Poignant, touching, and in moments, deeply philosophical, “Thirteen Conversations About One Thing,” Jill Sprecher’s sophomore effort, very much fulfills the promise she has shown in her 1997 Sundance-premiered debut, “Clockwatchers.”
Interweaving five contemporary stories into a single narrative, the film deals with the profound, often unintentional impact that seemingly disparate people have on one another, while searching for a more meaningful and happier existence. The high-profile cast, which boasts a superb Alan Arkin and solid performances from John Turturro, Matthew McConaughey, and Clea DuVall, should help this Sony Picture Classic release reach its primary indie and arthouse public, though the film’s demanding texture and deliberate pacing, with too many silences and pauses, might limit broader audience appeal.
Jill and sister-co-scripter Karen examine in their highly controlled, intelligent screenplay those random moments in our routine existence that have life-changing power, often despite ourselves.
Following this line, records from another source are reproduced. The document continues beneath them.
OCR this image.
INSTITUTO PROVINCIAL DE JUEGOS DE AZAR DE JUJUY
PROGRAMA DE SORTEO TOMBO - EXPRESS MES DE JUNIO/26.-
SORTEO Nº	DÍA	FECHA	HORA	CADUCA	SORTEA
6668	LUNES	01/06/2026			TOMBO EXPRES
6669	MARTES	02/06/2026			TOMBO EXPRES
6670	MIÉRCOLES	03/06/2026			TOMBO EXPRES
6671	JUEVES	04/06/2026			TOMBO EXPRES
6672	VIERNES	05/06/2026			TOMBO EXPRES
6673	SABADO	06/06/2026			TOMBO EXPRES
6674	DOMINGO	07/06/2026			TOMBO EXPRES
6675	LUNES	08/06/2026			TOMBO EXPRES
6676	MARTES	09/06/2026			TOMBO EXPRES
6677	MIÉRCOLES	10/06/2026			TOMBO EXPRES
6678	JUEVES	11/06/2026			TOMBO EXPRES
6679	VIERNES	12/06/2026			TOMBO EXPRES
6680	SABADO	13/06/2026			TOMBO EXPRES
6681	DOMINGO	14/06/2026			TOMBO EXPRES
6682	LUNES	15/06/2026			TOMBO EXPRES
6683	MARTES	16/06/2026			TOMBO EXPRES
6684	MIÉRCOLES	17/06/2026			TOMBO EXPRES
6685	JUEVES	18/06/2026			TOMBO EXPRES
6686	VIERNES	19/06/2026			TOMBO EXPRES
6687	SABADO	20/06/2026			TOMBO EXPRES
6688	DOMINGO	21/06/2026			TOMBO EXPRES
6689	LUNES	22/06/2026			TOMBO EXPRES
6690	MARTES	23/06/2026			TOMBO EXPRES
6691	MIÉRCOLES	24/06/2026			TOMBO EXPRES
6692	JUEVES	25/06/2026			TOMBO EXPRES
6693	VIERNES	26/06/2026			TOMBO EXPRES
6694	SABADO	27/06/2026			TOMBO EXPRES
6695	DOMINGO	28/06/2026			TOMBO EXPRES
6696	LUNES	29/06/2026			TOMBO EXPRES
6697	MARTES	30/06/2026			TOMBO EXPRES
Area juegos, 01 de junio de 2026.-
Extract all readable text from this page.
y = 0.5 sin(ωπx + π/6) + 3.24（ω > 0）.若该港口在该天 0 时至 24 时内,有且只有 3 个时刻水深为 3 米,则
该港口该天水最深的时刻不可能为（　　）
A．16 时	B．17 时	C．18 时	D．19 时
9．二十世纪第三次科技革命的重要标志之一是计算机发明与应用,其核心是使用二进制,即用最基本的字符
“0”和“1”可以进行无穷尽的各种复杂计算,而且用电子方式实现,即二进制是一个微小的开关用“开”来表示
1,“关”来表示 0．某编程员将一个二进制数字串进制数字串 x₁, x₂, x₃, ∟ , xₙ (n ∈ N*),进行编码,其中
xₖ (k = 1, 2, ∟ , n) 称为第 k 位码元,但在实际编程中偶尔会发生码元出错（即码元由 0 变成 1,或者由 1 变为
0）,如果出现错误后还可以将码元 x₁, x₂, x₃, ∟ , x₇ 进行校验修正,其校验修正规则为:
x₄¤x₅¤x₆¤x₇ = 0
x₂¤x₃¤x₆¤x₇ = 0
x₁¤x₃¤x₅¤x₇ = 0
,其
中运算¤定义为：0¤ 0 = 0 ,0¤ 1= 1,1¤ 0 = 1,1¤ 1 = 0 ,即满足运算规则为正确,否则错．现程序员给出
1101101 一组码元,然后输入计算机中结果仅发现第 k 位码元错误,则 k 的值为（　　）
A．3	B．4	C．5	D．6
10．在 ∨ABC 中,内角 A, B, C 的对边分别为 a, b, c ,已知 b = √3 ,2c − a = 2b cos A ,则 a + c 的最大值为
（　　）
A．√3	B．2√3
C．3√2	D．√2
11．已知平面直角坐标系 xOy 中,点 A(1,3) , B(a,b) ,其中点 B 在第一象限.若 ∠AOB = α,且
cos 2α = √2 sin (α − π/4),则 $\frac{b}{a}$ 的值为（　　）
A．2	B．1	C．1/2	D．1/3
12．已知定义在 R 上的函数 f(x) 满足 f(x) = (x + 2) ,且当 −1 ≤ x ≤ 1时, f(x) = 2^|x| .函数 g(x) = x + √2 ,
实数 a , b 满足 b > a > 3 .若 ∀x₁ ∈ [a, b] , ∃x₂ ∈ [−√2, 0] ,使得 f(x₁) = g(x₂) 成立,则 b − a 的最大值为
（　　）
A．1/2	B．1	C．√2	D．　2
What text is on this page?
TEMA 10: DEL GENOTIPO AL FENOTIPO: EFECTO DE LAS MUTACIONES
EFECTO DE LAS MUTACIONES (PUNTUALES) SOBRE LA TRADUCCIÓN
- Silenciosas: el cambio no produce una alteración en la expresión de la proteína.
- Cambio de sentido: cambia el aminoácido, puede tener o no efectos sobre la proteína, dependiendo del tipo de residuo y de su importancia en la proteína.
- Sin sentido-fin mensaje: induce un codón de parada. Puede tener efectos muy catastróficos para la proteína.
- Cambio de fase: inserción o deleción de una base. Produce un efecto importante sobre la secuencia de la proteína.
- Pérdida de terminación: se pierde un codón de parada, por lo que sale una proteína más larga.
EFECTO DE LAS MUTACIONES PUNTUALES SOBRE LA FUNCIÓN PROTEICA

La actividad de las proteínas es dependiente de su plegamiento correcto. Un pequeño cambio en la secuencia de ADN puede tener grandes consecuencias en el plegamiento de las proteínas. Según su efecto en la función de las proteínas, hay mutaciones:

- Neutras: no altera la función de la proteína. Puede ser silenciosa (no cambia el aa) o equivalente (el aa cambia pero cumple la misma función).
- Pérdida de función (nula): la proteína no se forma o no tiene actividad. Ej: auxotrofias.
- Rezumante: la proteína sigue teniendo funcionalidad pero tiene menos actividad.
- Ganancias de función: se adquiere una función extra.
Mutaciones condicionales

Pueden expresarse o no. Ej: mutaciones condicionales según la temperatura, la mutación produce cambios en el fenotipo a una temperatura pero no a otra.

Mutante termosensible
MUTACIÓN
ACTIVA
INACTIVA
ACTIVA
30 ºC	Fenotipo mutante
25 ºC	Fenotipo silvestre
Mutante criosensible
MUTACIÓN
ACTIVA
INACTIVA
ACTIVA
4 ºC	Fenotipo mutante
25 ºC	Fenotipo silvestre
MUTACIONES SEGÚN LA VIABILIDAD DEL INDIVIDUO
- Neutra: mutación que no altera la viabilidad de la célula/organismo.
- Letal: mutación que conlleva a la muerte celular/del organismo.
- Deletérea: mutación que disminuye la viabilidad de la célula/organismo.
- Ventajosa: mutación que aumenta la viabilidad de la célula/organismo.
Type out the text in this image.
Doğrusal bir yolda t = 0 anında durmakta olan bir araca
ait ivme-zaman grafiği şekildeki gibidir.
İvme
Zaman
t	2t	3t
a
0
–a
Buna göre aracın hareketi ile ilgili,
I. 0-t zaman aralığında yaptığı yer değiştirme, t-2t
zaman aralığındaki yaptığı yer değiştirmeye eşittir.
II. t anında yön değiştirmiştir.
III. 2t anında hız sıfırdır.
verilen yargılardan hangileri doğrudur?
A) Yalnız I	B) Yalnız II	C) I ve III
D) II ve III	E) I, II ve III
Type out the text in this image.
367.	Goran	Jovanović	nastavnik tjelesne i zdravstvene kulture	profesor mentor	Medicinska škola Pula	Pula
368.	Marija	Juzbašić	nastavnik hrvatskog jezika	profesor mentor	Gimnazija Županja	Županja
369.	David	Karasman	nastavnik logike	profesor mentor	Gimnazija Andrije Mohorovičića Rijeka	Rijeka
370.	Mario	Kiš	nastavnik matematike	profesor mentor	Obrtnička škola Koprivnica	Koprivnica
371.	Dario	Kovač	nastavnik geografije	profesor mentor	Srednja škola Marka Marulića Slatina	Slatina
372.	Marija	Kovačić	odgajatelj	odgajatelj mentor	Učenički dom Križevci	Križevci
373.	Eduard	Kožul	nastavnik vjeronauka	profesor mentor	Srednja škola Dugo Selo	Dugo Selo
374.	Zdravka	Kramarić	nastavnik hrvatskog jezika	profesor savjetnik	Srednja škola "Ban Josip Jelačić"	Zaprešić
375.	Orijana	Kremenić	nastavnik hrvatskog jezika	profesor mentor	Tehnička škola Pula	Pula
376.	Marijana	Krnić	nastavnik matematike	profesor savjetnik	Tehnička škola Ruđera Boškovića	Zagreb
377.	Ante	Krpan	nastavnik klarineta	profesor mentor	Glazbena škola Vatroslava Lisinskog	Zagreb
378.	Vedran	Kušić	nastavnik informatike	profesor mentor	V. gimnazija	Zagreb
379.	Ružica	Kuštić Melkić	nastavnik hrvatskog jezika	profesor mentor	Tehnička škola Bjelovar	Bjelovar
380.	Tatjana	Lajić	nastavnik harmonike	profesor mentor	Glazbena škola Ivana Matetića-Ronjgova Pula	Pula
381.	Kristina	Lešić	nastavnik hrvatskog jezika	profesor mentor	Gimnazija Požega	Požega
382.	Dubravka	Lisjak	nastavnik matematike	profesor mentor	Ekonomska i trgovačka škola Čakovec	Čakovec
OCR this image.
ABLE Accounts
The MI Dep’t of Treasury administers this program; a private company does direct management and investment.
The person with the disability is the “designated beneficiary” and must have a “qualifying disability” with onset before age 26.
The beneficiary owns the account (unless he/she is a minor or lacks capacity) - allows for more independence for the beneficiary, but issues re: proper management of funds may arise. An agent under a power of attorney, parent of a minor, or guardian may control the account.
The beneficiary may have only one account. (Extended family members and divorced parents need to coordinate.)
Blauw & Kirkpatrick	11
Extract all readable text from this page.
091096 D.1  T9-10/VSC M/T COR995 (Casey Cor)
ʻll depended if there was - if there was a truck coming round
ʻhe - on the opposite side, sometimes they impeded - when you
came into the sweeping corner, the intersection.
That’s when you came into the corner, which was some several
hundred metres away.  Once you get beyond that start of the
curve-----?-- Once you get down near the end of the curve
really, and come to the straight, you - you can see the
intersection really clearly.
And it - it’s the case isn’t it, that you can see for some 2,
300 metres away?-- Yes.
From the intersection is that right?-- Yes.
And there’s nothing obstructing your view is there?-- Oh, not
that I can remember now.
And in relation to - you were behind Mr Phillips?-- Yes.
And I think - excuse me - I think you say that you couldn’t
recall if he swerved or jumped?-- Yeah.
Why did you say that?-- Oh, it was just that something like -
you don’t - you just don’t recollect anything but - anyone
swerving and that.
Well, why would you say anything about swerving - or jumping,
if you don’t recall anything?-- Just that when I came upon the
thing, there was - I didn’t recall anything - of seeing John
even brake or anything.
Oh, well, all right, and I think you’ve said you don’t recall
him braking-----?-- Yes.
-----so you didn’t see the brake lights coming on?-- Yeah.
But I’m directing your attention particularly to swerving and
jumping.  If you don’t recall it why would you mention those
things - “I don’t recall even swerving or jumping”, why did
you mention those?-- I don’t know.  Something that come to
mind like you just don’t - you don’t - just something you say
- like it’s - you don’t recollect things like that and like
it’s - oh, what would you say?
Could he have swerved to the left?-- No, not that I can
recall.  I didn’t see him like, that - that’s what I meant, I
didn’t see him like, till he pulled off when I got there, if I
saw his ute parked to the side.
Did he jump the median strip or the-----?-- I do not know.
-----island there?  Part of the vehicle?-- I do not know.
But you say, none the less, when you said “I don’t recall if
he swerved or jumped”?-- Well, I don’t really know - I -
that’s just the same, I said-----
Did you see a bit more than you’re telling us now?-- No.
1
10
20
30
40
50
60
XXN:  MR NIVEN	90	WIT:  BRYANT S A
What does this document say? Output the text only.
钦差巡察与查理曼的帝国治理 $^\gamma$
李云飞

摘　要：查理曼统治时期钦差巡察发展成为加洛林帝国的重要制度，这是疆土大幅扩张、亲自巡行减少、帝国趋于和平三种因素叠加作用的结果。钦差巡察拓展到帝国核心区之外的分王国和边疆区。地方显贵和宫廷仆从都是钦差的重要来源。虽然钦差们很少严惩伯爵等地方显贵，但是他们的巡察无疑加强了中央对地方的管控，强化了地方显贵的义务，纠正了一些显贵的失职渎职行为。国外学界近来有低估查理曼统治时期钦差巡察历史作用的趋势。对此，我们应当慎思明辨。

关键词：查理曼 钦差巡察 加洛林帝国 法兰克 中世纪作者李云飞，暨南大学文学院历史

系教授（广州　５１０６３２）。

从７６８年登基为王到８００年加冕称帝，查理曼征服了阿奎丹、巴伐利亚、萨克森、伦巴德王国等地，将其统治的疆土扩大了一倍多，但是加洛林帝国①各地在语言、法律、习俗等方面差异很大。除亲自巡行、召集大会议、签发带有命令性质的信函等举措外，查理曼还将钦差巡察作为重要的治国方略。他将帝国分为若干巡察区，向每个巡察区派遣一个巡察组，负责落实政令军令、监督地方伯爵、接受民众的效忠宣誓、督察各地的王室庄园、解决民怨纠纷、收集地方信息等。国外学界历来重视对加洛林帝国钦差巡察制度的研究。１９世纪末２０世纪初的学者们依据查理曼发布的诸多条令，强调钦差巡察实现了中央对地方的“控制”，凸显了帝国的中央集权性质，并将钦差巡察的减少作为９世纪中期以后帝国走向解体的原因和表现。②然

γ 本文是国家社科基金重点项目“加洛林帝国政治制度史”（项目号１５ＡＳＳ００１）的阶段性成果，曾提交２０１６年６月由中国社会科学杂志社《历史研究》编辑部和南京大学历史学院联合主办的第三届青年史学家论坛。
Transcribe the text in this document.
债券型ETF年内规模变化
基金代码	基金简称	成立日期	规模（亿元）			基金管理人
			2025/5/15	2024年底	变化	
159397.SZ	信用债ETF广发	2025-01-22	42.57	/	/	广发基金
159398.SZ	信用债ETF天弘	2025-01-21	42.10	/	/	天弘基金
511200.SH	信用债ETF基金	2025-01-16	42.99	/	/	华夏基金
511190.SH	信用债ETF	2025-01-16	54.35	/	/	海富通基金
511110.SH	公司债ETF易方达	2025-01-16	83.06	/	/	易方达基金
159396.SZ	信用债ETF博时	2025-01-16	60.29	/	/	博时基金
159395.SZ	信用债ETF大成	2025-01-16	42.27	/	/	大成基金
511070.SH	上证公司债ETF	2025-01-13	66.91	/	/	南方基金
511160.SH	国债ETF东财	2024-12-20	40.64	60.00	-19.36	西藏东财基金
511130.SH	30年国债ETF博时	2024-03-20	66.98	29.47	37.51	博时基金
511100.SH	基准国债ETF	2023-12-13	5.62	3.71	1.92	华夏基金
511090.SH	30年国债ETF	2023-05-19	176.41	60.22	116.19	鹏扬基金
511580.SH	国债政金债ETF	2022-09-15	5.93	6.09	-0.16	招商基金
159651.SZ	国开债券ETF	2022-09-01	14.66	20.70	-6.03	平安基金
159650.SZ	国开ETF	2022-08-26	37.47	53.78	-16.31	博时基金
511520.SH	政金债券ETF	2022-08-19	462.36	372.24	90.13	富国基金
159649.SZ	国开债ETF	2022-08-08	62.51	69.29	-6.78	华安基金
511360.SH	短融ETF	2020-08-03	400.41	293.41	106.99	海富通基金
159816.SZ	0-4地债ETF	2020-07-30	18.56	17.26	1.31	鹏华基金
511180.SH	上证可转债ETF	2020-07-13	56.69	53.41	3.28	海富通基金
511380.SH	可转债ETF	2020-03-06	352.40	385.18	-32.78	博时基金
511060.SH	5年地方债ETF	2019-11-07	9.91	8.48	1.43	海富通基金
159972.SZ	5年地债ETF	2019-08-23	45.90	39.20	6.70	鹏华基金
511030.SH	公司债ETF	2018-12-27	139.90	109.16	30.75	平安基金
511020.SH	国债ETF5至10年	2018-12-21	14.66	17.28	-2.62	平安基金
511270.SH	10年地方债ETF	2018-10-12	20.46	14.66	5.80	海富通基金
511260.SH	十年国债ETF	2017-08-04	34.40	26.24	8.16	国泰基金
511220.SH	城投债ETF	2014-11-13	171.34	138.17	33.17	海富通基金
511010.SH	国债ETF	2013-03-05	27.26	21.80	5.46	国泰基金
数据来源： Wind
It may not be a coincidence that the film’s origins are based on two violent acts in Jill’s New York life: a severe head injury as a result of mugging, and a physical brutality by a stranger while riding the subway. A reworking of the second incident contributes to the movie’s last, fittingly lyrical image, which depicts a character standing on a subway platform waving to another person on the other side.
The central character is Gene (Arkin), an envious insurance manager seeking revenge on his co-worker, Wade “Smiley” Bowman (Wise), a man who seems to be perpetually cheerful, unfazed by any tragic event. Wade’s good nature, and willingness to accept whatever happens to him, don’t change even after he’s fired by Gene for no apparent reason. In its light, comic moments, Gene’s obsessive relationship with Wade bears the kind of humor and absurdity one finds in Chekhov’s short stories.
In an early conversation at a bar during happy hours, Gene tells Troy (McConaughey) a strange morality tale about a man who quit his job after winning millions of dollars in a lottery, but then found himself depressed. Needless to say, the ebullient Troy, celebrating another victory as an attorney in the courtroom, doesn’t realize the implications of Gene’s cautionary tale on his life. Later that night, riving home, Troy hits a pedestrian (whose face is not seen), but decides to drive away from the accident. That innocent pedestrian turns out to be Beatrice (DuVall), an honest cleaning woman, who’s earlier seen fantasizing about a different kind of life with one of her richer patrons. Indie stalwart Turturro is cast as the quietly exacting Walker, a tormented teacher who’s married to Patricia (Irving) and is having an affair with his colleague Helen (played by German actress Sukowa).
As an intricately poetic meditation on the nature of fate and happiness, “Thirteen Conversations” deviates from current American indies, most of which lack in scope and ambition. Its interconnected, non-linear structure, and specifically the division into chapters with subtitles, is probably influenced by philosopher Bertrand Russell’s “The Conquest of Happiness,” which could have been the title of Sprecher’s film, a seminal book that’s also broken down into categories (envy, boredom, guilt).
“Thirteen Conversations” is character-driven film that captures the ebb and flow of daily New York life, its chaotic, isolated, and diffuse texture. In an impressively non-schematic way, the story allows each character to experience an identity or moral crisis, and a dramatic moment of realization, that lead to a better understanding of self and others. Hence, ironically, firing Wade turns out to be the best thing that could have happened to him, and to Gene.
There are thematic similarities between Sprecher’s two movies. Though there’s not much conventional plot development in either “Clockwatchers” or “Thirteen Conversations,” their stories bustle with intriguingly complex psychological observations conveyed in an understated tone. In both pictures, it’s a random, melodramatic act in the workplace that catapults a chain of irreversible events. In “Clockwatchers,” a fable about the emerging camaraderie among four women stranded at a large office, when objects (a coffee mug, a crystal paperweight) begin disappearing, the women become suspect and one is fired, leading to strain that forces them to reexamine their friendships.
However, as original as “Clockwatchers” was, its tone was uncertain, vacillating from a light TV sitcom a la Mary Tyler Moore to a dark Kafkaesque tale of oppression among lowly-positioned secretaries. Furthermore, the quartet of actresses came across as types, with Parker Posey as the wild one, Tony Collette as the shy and father-dominated, Lisa Kudrow as the pretty wannabe actress, and Alana Ulbach as the obsessive-compulsive worker.
“Thirteen Conversations” is a much more controlled enterprise. Vet cinematographer Dick Pope, best known for his work for Mike Leigh’s films, “Naked” and “Secrets & Lies,” endows the film with a meticulously supervised visual look. The film establishes a visual link between the characters’ exterior and interior worlds. Each figure is evoked by a different color scheme: Golden hues for Bea, rich greens for Walker, somber blues for Troy, neutral tones for Gene. Despite the fact that each environment reflects the character’s particular mood, and that the narrative is fractured, “Thirteen Conversations” manages to achieve a coherent feel.